Considering the State’s guidelines, it is clear that there is no inherent right to privacy as it relates to release of finalists names, or for that matter, those of semi-finalists once a "...vote to recommend a candidate or candidates to its parent..." has occurred. Those names become public record the moment they are determined. To that end, the release of at least one name by individuals serving directly on the Town Administrator’s Search Committee, did not violate the Open Meeting Law; they were in fact, consistent with same.
Thus, for all protestations to the contrary, there was nothing ethically or legally wrong with the release of names to the press by the Vice-Chair of the B.O.S. His actions constituted no wrongs when contrasted against the Open Meeting Law. Some well spent time (by the vice-Chair and others) reading and comprehending the laws by which we conduct our business, could have spared a great deal of unnecessary discomfort for all.
Undoubtedly, this process has been demoralizing for many and there are those who might suggest that turning a blind eye, a deaf ear, and a silent voice to this issue would have been the best course of action. Considering the challenges that have already manifested with this process, one might be tempted or even convinced to take such an approach. I categorically reject such and denounce any failure to openly address these issues as a blatant breach of the public trust.

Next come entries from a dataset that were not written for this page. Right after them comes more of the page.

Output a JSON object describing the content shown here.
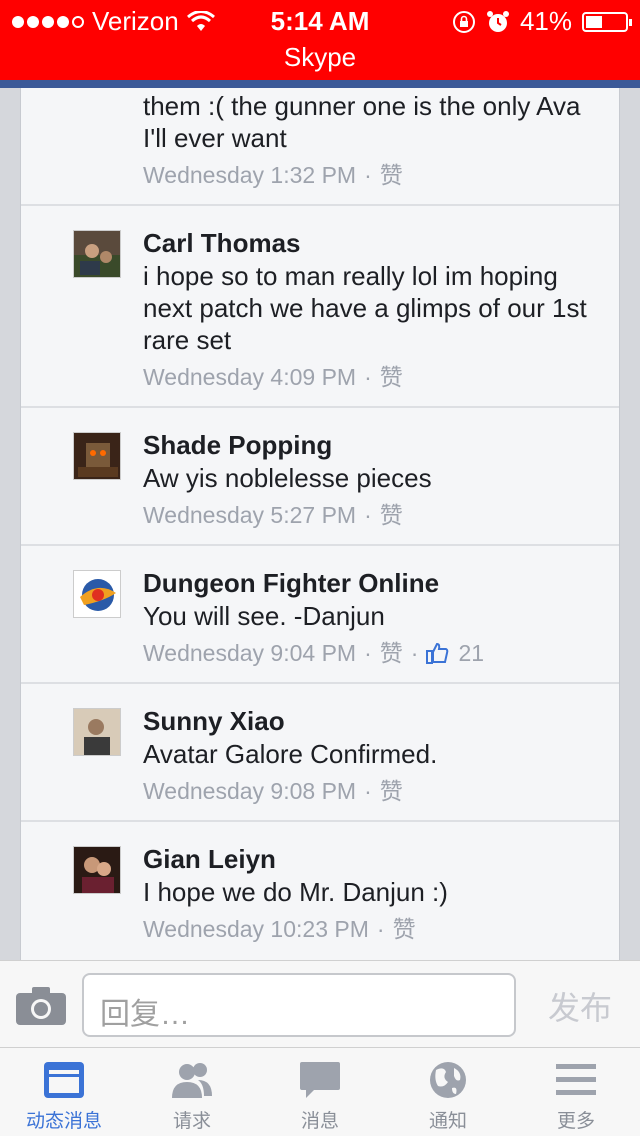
{
  "status_bar": {
    "carrier": "Verizon",
    "time": "5:14 AM",
    "battery": "41%",
    "battery_level": 0.41,
    "app": "Skype"
  },
  "comments": [
    {
      "author": "",
      "text": "them :( the gunner one is the only Ava I'll ever want",
      "time": "Wednesday 1:32 PM",
      "like_label": "赞",
      "likes": ""
    },
    {
      "author": "Carl Thomas",
      "text": "i hope so to man really lol im hoping next patch we have a glimps of our 1st rare set",
      "time": "Wednesday 4:09 PM",
      "like_label": "赞",
      "likes": ""
    },
    {
      "author": "Shade Popping",
      "text": "Aw yis noblelesse pieces",
      "time": "Wednesday 5:27 PM",
      "like_label": "赞",
      "likes": ""
    },
    {
      "author": "Dungeon Fighter Online",
      "text": "You will see. -Danjun",
      "time": "Wednesday 9:04 PM",
      "like_label": "赞",
      "likes": "21"
    },
    {
      "author": "Sunny Xiao",
      "text": "Avatar Galore Confirmed.",
      "time": "Wednesday 9:08 PM",
      "like_label": "赞",
      "likes": ""
    },
    {
      "author": "Gian Leiyn",
      "text": "I hope we do Mr. Danjun :)",
      "time": "Wednesday 10:23 PM",
      "like_label": "赞",
      "likes": ""
    }
  ],
  "composer": {
    "placeholder": "回复…",
    "post_label": "发布"
  },
  "tabs": [
    {
      "label": "动态消息",
      "icon": "news-feed-icon",
      "active": true
    },
    {
      "label": "请求",
      "icon": "friend-requests-icon",
      "active": false
    },
    {
      "label": "消息",
      "icon": "messages-icon",
      "active": false
    },
    {
      "label": "通知",
      "icon": "globe-icon",
      "active": false
    },
    {
      "label": "更多",
      "icon": "menu-icon",
      "active": false
    }
  ],
  "colors": {
    "status_bar": "#ff0000",
    "brand_blue": "#3b5998",
    "active_tab": "#3b73d6"
  }
}
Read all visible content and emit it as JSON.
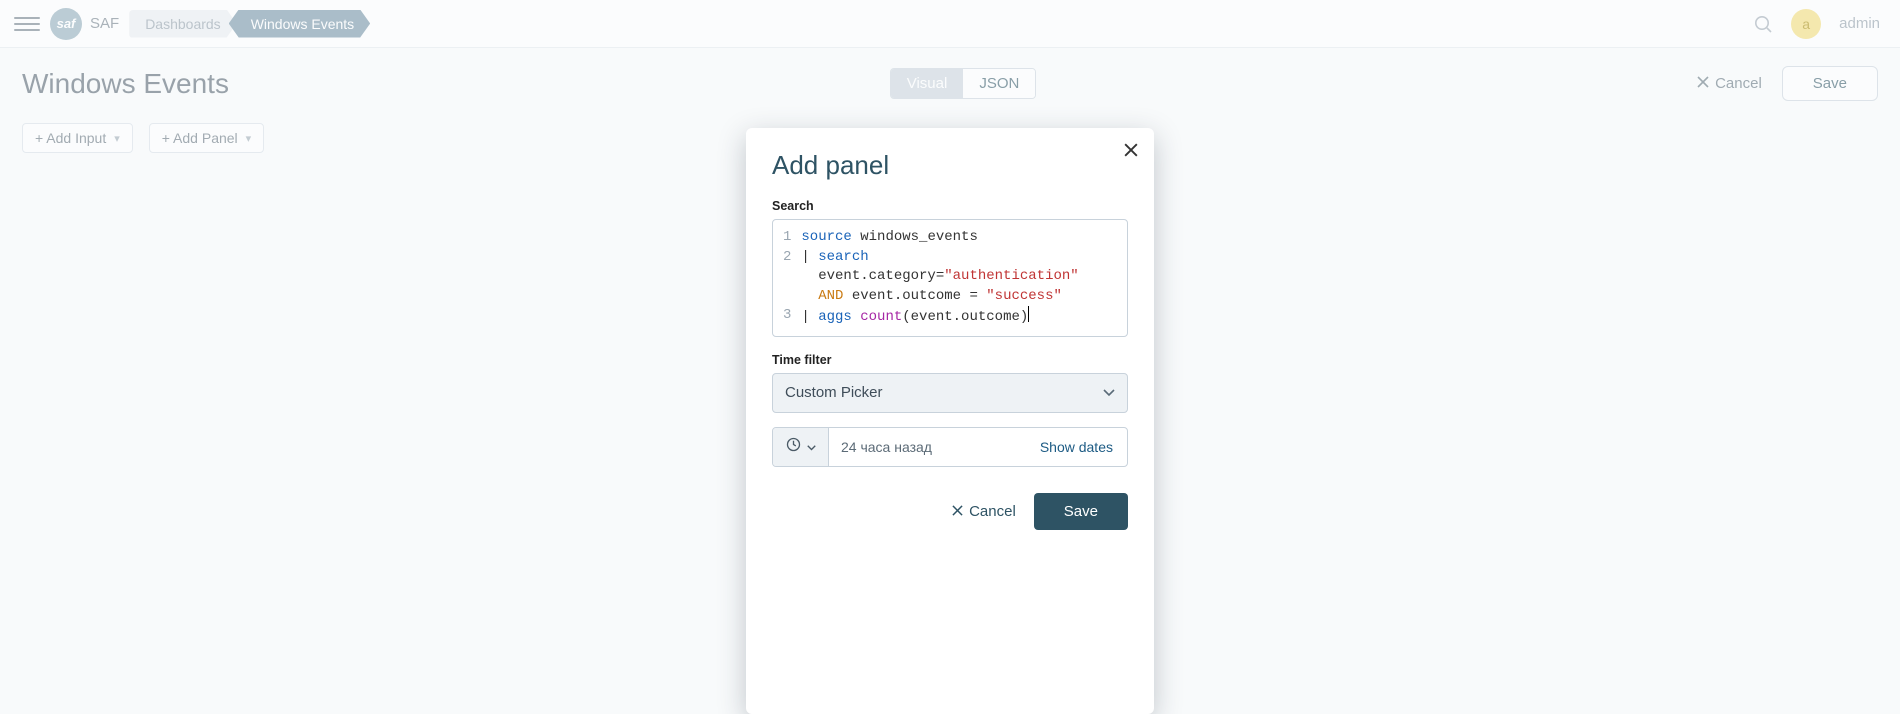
{
  "brand": {
    "logo_text": "saf",
    "name": "SAF"
  },
  "breadcrumb": {
    "level1": "Dashboards",
    "level2": "Windows Events"
  },
  "user": {
    "avatar_initial": "a",
    "name": "admin"
  },
  "page": {
    "title": "Windows Events",
    "view_tabs": {
      "visual": "Visual",
      "json": "JSON"
    },
    "cancel": "Cancel",
    "save": "Save",
    "toolbar": {
      "add_input": "+ Add Input",
      "add_panel": "+ Add Panel"
    }
  },
  "modal": {
    "title": "Add panel",
    "search_label": "Search",
    "query": {
      "line1": {
        "kw": "source",
        "rest": "windows_events"
      },
      "line2": {
        "pipe": "|",
        "kw": "search",
        "cont1_pre": "event.category=",
        "cont1_str": "\"authentication\"",
        "cont2_and": "AND",
        "cont2_mid": "event.outcome = ",
        "cont2_str": "\"success\""
      },
      "line3": {
        "pipe": "|",
        "kw1": "aggs",
        "kw2": "count",
        "rest": "(event.outcome)"
      }
    },
    "time_filter_label": "Time filter",
    "time_filter_value": "Custom Picker",
    "date_text": "24 часа назад",
    "show_dates": "Show dates",
    "cancel": "Cancel",
    "save": "Save"
  }
}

Additionally and/or alternately, there are those who might argue that a few well placed editorials or blog postings – anonymously and otherwise, should dictate the course of town affairs. I dismiss those ascertains completely and contend that the final destination of all deliberations should be determined not by external pressures or influences, but rather through objective, scrupulous, and unassailable reflection.
As an elected official, I am reminded of the oath taken by all public servants, which requires our absolute honesty, unbridled objectivity, and unwavering commitment to faithfully execute one’s duties on behalf of all Sturbridge residents; not any Few, or any One. As much of a cliché as one might reference it, that oath still matters a great deal to many Sturbridge residents. It certainly means everything to me in fulfilling the great obligation and responsibility of office I am now honored to hold on behalf of all residents. I do hope, with each passing day, that I am executing my responsibilities in a manner consistent with your expectations.
It is my sincerest hope that we can soon return our focus to where it is most productive. Clearly, no resident, nor any member of the Board of Selectmen for that matter, relishes the distractions and embarrassment this has caused for our community. Considering such, I have infrequently questioned whether it might have been best for me to turn a blind eye to what was happening and simply hope for the best. To do so however, would have been a dereliction of my responsibility to the residents of this community. Doing the right thing, does come with a significant price and I hope we have not paid too steeply for what has transpired. There is little doubt that the demands of democracy can be most challenging; were that not the case, none of this would be of any consequence.
Perhaps, as the dust settles, each of us (the members of the B.O.S.) will embark upon some extensive soul searching in the hopes of gaining deeper insights into our solemn responsibility to the residents of our community. We do afterall serve you, and each of does well to remember at all times that principle, integrity, and character are the only appropriate tools for effecting positive change. Anything grounded in self-seeking or deception is ultimately destined for failure. I certainly recognize my obligation to do so.